Musher Hans Gatt speaks to the media in Whitehorse, Yukon Territory, before dawn on February 25, 2004, after winning his third consecutive Yukon Quest sled-dog race.
I took this photo within a few weeks of getting my first (and, to date, my only) good digital camera. As I did a number of other times while in Alaska, I melded together a work/vacation trip - this time, to cover a high school basketball story in Skagway while also venturing north into the Yukon to catch the end of the Yukon Quest sled-dog race.
My paper didn't generally cover sled-dog races beyond what the AP sent us, because there wasn't much connection to Juneau (little level land = little room for sled-dog events). But, this particular year a musher with a Juneau connection was involved in the race (as a dog handler, not a competitor), and I wanted to see a sled-dog race. And, the Yukon Quest - arguably the second-biggest sled-dog race in the world behind the Iditarod - which switches directions each year, happened to be finishing at the end closest to Juneau - Whitehorse - instead of the other possible ending, in Fairbanks.

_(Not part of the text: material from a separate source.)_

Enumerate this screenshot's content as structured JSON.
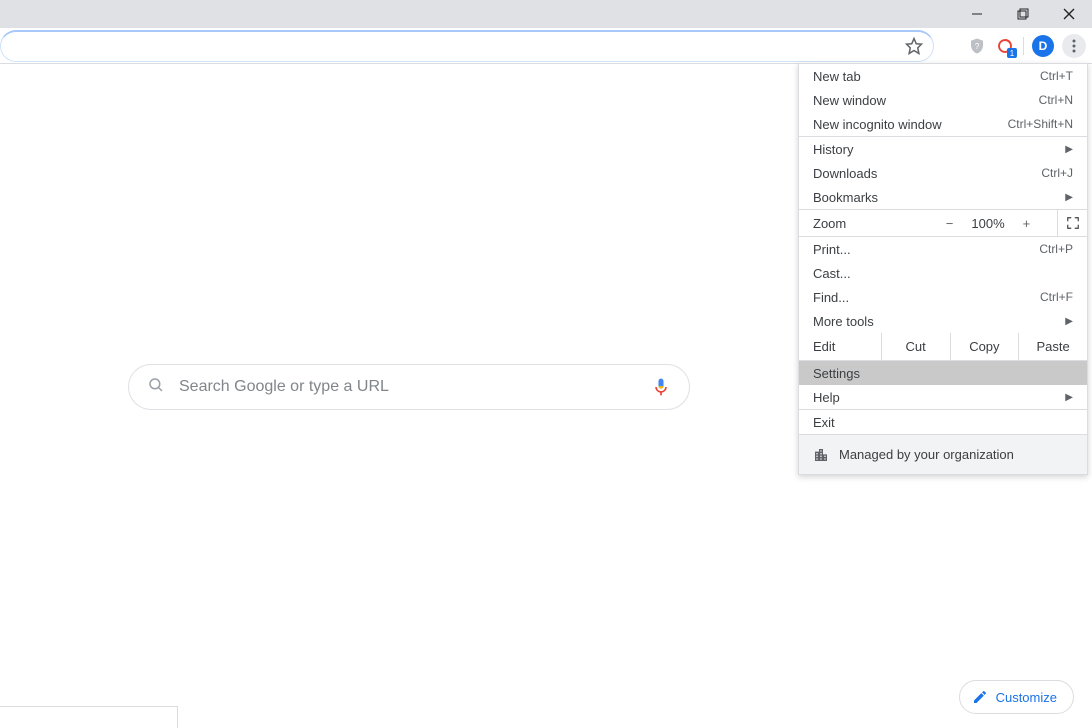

So, I headed up into the Yukon in my Saturn sedan in the dead of winter, caught up with the local handler at a checkpoint called Braeburn Lodge, north of Whitehorse, and then headed back to the territorial capital to catch the winner crossing the finish line - Hans Gatt, a well-known musher who that year won the race for the third consecutive time. Because the work I had to do - covering that local connection - was done, I was free to roam around and play "paparazzi" at the finish line, jostling in the crowd to get a good shot of the winner.
I had sent photos to the AP wire before, but I had been using film cameras. So, I'd have to wait a few hours to get the shots developed, and then try to find a place to scan in film or negatives, tone them, and then post them. This time was my first experience with digital - I uploaded the photos to my laptop, worked them up and sent them to AP in a fraction of the time.

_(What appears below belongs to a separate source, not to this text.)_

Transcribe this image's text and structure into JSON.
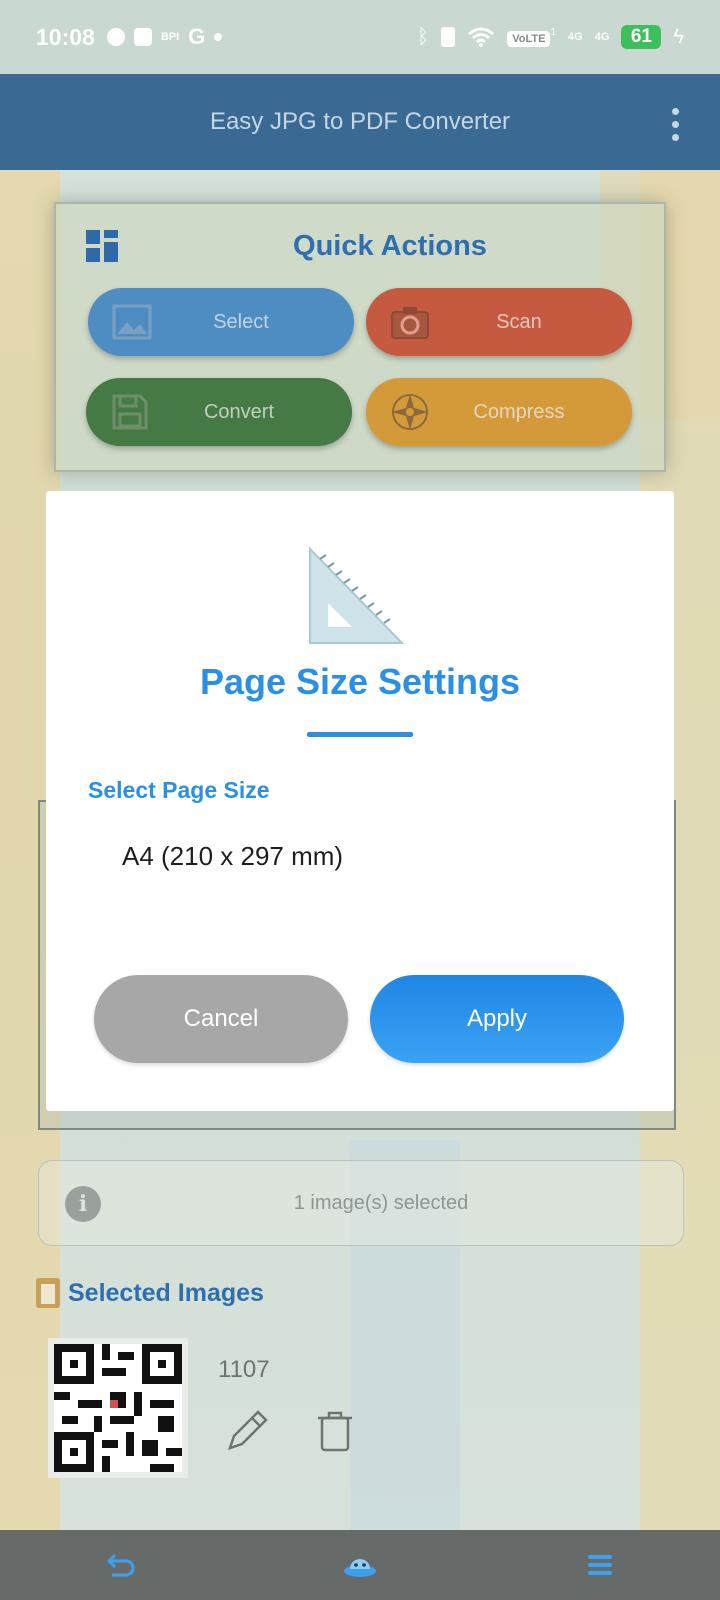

The photo above was one of the first - if not the first - finish photos on the wire, and as such got picked up by the Anchorage paper and one of the big papers in Vancouver (the Province, the tabloid-y one, which used my photo big with the headline "Praise be to Gatt").
The experience really drove home the possibilities that digital photos opened up - and was doubly cool because I got to see my photo used in other papers. It wasn't the New York Times, but ... a paper in the U.S., a paper in Canada - I guess I can say that my photo was seen by an international audience.